I’d bet pretty strong odds that the colors I have long assigned to my sense of pitch recognition (“perfect pitch”) correspond to those little colored train track ties.

The discrete pitches of the musical scale, as well as the colorful hues I assigned to them, mapped my sense of motion through the sanctuaries of sound within my mind’s ear. So long as my surroundings sounded safe, then I remained wholly present. Angry voices or sounds with any hint of danger signaled my retreat.

I became well-attuned to the varying tones of Mother’s voice, hoping to discern her moods accurately enough to prevent abuse. The foundations of my singing soul were reinforced through this constant modulation of responses to stimuli.

Quite effortlessly, I formed kinships with dogs for their own sensitivity to changes in human voices. Their sonic radar mirrored my own sonic intuition. I felt safest when I was outdoors with the dogs, wandering the woods and ponds to take full stock of safe surroundings. Everything out there sounded right; I was free to meld my inner singing within the landscape of natural sounds. Within the house, the music room gave me sanctuary.

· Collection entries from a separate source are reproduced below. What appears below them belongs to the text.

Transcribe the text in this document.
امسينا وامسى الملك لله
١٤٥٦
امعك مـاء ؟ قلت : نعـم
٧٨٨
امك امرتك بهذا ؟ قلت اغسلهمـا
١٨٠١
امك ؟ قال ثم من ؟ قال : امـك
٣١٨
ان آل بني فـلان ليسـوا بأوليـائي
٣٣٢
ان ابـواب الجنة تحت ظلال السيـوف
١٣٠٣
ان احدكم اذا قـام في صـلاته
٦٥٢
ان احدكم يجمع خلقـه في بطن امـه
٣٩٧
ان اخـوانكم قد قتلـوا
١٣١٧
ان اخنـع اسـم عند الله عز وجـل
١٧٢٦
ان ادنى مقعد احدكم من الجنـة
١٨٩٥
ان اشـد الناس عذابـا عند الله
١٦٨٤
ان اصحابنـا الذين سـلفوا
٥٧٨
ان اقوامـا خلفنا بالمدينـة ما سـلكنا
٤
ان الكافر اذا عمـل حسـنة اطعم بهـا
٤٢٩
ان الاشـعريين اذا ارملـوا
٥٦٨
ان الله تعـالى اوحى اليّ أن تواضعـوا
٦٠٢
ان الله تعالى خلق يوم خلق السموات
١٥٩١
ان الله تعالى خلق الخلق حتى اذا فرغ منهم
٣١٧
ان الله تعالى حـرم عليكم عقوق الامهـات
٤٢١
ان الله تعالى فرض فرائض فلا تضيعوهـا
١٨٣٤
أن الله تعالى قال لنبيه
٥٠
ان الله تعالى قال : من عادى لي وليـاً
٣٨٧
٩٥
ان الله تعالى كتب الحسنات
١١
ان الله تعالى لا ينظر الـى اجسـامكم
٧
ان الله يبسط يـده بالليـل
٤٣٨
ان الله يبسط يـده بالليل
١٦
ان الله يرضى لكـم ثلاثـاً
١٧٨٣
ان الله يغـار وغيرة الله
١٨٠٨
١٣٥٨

I shepherded all that spun out from the singing, swaying little girl into safe hiding places, monitoring when and how she could come out. Hyper-vigilant in monitoring the safety of my surroundings, I nevertheless failed to prevent my mother or anyone else from hurting me. The sounds of howling pain, fear, and abandonment plunged deeply inside my soul as I absorbed whatever abuse came at me.

Beneath the facade of a high-functioning creative child, various symptoms of post-traumatic stress peeked out. The dark of night terrified me, and nightmares plagued me for years. If anyone jabbed playfully or embraced me from behind, I instinctively took a swing or kicked at them. I had sudden, inexplicable fits of anger and strange phobias about various kitchen gadgets. I excelled at vocabulary and reading in school, but words failed me when upset or strangely ill with headaches or stomach distress.

To this day, a surge of emotions can trigger a range of humming sounds only I can hear. Violent movie scenes, or journalists describing details of child and animal abuse compel me to plug my ears and hum aloud. As the journey of my life has been composed along frequencies ranging from deep despair to exultant joy, sound continues to ground me toward envisioning the roads ahead. I’m grateful that the sounds of trauma have receded to the point where I can usually note their presence as nothing more than a passing cadence.